The role of AR-V7 as a biomarker and the assay used to detect need to be prospectively validated in larger clinical trials before they can be recommended in clinical practice. Samples should be uniformly collected, processed and shipped, and the assay should be performed in certified laboratories, standardised and validated: i.e., both analytical and clinical validation are necessary.

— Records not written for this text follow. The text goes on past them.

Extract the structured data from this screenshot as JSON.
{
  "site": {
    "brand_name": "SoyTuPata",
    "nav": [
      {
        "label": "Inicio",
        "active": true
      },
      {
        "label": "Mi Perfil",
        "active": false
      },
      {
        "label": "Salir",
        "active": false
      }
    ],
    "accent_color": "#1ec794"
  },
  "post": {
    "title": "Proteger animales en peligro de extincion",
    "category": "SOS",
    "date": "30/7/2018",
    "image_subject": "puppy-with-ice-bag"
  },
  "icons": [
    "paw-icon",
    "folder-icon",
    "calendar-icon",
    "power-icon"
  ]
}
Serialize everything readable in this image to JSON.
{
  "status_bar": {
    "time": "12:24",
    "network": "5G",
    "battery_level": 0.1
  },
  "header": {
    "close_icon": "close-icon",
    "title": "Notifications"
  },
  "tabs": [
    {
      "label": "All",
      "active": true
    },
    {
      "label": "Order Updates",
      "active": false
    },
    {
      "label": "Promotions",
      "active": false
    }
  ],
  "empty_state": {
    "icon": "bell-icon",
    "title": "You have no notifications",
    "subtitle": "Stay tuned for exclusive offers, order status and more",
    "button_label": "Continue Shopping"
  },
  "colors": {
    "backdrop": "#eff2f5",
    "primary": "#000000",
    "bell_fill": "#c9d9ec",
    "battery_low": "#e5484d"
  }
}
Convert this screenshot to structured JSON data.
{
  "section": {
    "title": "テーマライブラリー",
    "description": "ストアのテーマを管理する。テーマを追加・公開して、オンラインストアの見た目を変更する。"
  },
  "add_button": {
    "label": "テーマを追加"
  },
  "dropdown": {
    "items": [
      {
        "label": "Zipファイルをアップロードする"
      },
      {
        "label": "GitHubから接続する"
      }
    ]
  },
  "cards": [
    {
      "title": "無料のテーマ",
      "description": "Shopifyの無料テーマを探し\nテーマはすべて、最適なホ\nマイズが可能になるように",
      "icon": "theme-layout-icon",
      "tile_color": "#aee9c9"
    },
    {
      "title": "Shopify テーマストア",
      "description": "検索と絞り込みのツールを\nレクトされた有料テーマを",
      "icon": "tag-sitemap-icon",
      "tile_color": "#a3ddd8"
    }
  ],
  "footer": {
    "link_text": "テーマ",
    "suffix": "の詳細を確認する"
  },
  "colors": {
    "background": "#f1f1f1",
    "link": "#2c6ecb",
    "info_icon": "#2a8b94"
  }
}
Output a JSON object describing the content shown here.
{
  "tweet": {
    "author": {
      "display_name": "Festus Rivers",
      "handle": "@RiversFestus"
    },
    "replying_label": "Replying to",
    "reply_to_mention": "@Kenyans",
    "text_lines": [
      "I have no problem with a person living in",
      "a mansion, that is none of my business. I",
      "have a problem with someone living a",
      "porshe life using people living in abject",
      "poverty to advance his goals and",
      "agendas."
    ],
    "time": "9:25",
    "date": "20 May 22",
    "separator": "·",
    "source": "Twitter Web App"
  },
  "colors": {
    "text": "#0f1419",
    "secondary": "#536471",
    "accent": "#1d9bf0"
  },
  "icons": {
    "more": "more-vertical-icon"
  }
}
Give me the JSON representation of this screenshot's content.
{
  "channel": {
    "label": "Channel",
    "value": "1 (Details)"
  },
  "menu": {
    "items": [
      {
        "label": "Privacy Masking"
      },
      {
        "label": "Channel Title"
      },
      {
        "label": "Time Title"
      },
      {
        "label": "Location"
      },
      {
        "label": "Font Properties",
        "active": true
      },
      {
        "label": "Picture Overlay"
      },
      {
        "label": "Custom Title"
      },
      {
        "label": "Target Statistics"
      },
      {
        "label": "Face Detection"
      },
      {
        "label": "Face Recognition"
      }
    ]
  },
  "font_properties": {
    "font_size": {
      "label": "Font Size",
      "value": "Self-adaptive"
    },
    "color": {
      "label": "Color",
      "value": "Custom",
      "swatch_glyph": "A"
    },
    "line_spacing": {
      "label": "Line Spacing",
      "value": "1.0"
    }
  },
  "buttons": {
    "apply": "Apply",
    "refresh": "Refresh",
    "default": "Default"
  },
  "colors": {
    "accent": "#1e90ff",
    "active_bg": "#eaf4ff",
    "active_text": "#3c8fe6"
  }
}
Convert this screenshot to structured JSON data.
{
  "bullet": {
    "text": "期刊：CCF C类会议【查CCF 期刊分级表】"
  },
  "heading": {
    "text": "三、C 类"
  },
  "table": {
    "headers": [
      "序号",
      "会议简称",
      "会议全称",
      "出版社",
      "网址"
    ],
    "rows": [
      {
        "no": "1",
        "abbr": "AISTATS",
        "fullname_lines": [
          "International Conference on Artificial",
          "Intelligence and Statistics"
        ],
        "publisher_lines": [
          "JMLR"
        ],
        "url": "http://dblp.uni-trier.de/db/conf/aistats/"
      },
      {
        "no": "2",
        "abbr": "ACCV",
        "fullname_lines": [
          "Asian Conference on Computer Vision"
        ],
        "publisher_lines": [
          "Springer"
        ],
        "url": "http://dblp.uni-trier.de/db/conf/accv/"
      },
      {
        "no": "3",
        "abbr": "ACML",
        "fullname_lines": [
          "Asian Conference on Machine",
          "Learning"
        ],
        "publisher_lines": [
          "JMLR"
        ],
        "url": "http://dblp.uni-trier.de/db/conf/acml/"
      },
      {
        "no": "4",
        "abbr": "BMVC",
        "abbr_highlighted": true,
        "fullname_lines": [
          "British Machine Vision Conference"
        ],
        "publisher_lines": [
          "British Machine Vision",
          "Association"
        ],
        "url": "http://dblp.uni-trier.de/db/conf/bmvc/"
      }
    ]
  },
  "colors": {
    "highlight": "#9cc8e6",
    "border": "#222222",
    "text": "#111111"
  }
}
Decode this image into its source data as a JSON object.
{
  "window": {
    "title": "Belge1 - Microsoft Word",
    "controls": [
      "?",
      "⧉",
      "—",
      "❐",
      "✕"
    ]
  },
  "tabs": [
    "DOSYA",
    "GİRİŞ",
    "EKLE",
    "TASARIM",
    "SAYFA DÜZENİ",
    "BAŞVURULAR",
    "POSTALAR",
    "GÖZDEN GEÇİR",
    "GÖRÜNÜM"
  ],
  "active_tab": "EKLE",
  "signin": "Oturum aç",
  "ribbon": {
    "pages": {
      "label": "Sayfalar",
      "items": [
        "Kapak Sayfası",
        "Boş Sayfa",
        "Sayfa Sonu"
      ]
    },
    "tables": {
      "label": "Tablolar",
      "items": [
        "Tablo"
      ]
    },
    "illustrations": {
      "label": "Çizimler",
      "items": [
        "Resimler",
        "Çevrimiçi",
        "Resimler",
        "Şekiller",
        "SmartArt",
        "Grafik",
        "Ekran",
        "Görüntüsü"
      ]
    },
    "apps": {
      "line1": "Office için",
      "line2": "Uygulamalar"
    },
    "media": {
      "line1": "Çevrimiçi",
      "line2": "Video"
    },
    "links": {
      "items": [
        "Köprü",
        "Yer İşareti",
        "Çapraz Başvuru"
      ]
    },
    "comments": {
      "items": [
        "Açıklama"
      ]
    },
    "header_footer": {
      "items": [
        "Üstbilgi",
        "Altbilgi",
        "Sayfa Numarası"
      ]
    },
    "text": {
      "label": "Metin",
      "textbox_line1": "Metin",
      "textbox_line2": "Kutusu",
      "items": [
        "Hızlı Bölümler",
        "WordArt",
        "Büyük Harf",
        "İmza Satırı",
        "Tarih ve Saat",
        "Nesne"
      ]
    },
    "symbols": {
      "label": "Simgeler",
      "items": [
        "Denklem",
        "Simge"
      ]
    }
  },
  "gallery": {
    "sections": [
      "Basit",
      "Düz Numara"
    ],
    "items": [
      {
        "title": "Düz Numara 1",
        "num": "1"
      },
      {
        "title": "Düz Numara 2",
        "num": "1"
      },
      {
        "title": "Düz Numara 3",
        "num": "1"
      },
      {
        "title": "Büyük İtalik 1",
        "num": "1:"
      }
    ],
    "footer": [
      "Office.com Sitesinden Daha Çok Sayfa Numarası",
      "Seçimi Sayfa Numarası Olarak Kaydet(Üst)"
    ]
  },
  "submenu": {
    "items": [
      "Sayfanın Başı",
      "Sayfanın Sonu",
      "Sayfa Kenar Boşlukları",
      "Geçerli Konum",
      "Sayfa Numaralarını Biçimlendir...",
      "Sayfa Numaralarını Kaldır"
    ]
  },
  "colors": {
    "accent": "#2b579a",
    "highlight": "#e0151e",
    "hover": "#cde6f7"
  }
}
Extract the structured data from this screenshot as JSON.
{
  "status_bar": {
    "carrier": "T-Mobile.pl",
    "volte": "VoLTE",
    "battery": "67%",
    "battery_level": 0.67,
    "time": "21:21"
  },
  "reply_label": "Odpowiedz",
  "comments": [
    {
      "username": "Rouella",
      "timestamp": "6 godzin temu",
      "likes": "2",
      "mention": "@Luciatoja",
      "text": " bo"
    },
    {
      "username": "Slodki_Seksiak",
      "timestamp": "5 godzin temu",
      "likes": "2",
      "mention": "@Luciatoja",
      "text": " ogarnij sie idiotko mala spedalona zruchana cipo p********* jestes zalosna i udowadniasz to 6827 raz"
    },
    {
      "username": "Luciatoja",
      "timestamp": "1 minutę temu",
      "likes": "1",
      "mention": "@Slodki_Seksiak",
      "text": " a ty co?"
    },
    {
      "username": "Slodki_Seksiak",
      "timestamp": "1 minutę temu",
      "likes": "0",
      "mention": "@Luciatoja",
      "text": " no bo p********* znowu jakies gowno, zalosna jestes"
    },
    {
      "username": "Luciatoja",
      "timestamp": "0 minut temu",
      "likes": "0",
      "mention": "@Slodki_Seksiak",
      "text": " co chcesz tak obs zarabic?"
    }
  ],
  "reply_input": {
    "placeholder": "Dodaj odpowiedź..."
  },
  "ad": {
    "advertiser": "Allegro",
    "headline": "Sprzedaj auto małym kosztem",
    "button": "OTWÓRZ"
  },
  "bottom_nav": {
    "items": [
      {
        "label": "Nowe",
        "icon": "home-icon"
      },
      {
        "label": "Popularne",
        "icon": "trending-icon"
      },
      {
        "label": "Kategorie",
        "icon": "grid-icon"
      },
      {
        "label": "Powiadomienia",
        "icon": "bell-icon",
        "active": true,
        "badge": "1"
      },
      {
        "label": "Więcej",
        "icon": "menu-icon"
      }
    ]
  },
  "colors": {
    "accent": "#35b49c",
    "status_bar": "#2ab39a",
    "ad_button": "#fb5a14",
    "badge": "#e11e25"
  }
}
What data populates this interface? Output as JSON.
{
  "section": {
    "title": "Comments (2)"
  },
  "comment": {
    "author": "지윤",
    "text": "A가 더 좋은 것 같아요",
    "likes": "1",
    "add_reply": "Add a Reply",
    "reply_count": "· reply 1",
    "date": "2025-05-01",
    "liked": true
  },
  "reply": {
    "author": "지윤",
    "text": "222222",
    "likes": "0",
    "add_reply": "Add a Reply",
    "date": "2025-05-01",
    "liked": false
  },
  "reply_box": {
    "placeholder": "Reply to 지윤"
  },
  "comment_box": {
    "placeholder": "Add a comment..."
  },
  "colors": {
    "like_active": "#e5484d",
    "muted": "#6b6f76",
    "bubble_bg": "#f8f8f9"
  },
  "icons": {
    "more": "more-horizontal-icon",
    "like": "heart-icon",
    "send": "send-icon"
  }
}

Prospective biomarker-stratified clinical trials should be conducted in order to confirm that AR-V7- positive patients have better outcomes with chemotherapy, and that chemotherapy and hormonal therapy may both be considered in AR-V7-negative patients. In other words, patients should be tested for AR-V7 at baseline, and randomised to AR-targeted treatment or taxane chemotherapy. An example of such a study is PRIMCAB (NCT02379390), a multicentric phase II trial of abiraterone or enzalutamide vs cabazitaxel in men with primary resistance to previous enzalutamide or abiraterone treatment.

In conclusion, AR-V7 can be considered a promising biomarker when selecting treatment for mCRPC, but it needs to be analytically and clinically validated before being used in clinical practice to guide therapeutic decision making and promote the development of new targeted drugs.